Here, an RF (Radio Frequency) coil is a coil device which applies an RF pulse to nuclear spin inside an object by, for example, supplying a coil with an RF pulse electric current and receives generated echo signals as MR signals. RF coils are classified into the following three types in terms of transmission and reception: a transmit-only RF coil, a receive-only RF coil, and a dual-purpose RF coil used for transmitting of RF pulses and receiving of MR signals. In addition, RF coils are also classified into a whole body type and a local type.
Since MR signals emitted from an object are weak, it is preferable to receive MR signals at a position as close to the object as possible. Thus, various types of the local RF coils, each of which is shaped so as to fit each part of a human body, are used depending on an imaging part.

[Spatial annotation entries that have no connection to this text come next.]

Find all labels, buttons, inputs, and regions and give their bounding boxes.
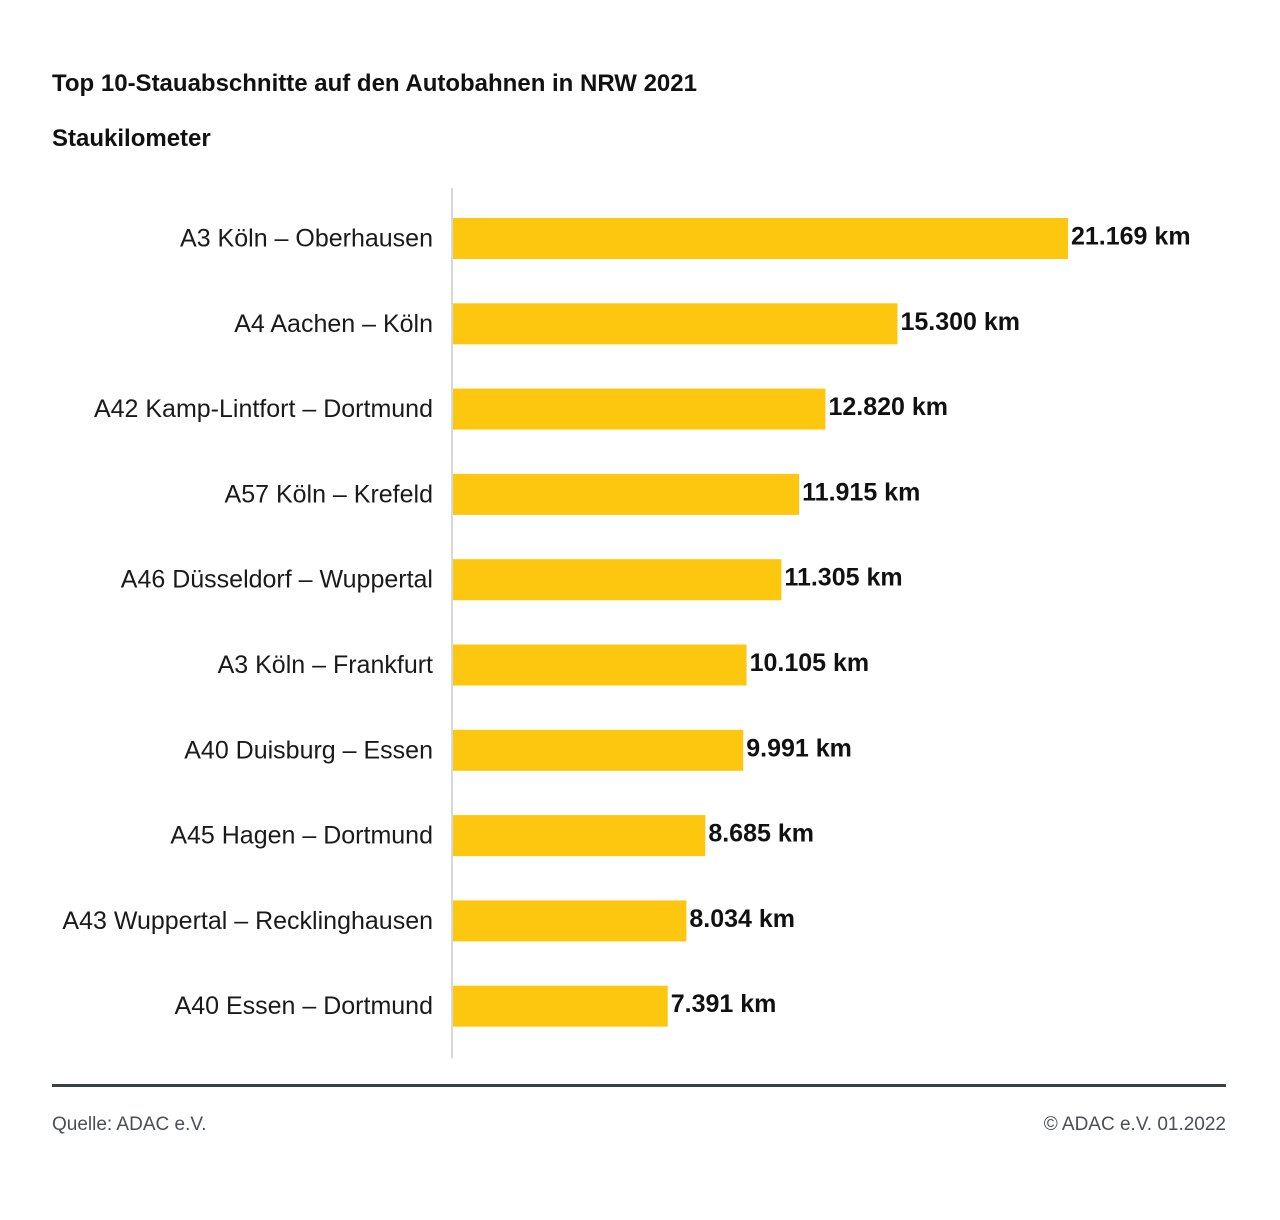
value-label: 11.305 km [784,564,902,592]
bar [453,985,668,1027]
footer-divider [52,1084,1226,1087]
bar [453,559,782,601]
bar [453,473,800,515]
bar [453,644,747,686]
value-label: 8.034 km [689,905,795,933]
value-label: 8.685 km [708,820,814,848]
value-label: 10.105 km [750,649,870,677]
copyright-note: © ADAC e.V. 01.2022 [1043,1114,1226,1135]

In MRI, multi-channel system is developed in an acquisition system of MR signals. The above-described channel means each of pathways of MR signals outputted from each of coil elements and inputted to an RF receiver of an MRI apparatus. The number of channels is set to equal to or smaller than the input reception number of the RF receiver.
If the number of cables between an RF coil and a control side of an MRI apparatus such as an RF receiver side increases due to development of the above-described multichannel system, hard-wiring becomes complicated. Thus, wireless RF coils which wirelessly transmit/receive data between an RF coil and a control side of an MRI apparatus are developed.
In an MRI system configured to digitize MR signals and wirelessly transmit the digitized MR signals, a control-side clock signal of an MRI apparatus to be used as a reference and a coil-side clock signal inside a wireless RF coil are synchronized with each other in some way. This is because even if two oscillators, one of which is in the wireless RF coil and another of which in the control side of the MRI apparatus, output nominally the same frequency, two frequencies outputted by the respective two oscillators do not completely match each other due to individual differences. Thus, even if the phases of the respective two oscillators in the wireless RF coil side and the control side are matched each other at a certain time point, the phases of the respective two oscillators gradually shift from each other unless processing of synchronizing the coil-side clock signal with the control-side clock signal is continued.
When a synchronization signal is wirelessly transmitted from a control side of an MRI apparatus to a wireless RF coil side, an electromagnetic wave used for the synchronization signal must conform to the Radio Law and/or Regulations. However, Law or Regulations concerning radio transmission are different from country to country. Thus, the same transmission frequency and modulation system as those permitted in a certain country cannot always be used in another country.